There will be presentations on the Psalms, Mount Sinai, gestures of praise and worship, theophanies or divine appearances, sacrificial worship, ritual clothing, ancient Egyptian liturgical practices, the nature of sacred space and prophesied future sanctuaries, all viewed as shedding light on the temple as a living reality, not merely an antiquarian curiosity. (See the schedule of this year’s Sperry Symposium.)

An excellent three-minute “Mormon Messages” video presentation on “Why Mormons Build Temples” eloquently presents what Latter-day Saints see as the intimate connection between ancient and modern temple worship. Comments from, among others, the late professors Krister Stendahl and Frank Moore Cross of Harvard University will help to explain why contemporary Mormon scholars are so fascinated with this subject.
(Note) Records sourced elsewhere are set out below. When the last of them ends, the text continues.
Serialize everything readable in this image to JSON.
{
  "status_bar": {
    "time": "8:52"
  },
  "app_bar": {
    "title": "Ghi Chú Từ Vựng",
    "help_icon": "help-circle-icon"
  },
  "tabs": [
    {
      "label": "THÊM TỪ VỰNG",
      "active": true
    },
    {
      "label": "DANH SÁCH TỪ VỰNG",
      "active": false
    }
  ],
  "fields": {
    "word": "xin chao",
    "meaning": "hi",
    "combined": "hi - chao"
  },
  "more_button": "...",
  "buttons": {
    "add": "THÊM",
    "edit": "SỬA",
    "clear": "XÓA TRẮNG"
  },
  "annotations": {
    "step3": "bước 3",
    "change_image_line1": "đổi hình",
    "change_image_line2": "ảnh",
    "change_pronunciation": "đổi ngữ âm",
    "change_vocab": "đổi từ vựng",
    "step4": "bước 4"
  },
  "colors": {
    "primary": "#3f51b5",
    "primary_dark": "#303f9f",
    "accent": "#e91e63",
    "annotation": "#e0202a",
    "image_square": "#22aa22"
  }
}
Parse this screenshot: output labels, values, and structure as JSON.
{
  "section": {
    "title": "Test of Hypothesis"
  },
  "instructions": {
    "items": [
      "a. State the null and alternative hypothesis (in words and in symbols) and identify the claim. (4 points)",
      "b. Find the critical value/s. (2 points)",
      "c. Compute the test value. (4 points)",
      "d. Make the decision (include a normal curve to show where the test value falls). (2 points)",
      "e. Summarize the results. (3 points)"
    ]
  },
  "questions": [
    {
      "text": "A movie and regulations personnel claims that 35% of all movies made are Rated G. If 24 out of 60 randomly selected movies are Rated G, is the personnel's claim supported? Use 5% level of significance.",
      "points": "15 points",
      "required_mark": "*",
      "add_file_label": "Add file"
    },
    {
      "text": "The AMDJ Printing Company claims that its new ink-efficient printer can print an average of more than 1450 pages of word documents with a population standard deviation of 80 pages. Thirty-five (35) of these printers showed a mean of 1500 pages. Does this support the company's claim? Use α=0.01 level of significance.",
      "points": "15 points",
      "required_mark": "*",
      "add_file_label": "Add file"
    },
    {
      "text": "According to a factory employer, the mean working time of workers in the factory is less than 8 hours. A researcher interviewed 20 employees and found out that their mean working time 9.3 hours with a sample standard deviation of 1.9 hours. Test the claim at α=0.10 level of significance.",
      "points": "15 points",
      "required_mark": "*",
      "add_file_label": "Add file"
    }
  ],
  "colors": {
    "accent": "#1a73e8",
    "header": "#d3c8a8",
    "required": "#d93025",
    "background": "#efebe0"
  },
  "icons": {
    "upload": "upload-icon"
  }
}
But this is no mere academic subject, no mere hobby for professors to play with. It is vital, and vitally important, for literally every person who has ever lived upon the earth: “As a result of the sacred ordinances performed in the holy house of God,” President Thomas S. Monson has declared, “no light need be permanently extinguished, no voice permanently stilled, no place in our heart permanently left vacant.”

Last Saturday, I attended a lecture in which, among other things, a former president of the Guatemala City Temple showed photographs of long lines of local Guatemalan Saints waiting patiently for the opportunity to participate in temple ordinances. They plainly understand the urgently pressing (and thrilling) importance of these matters. Do we?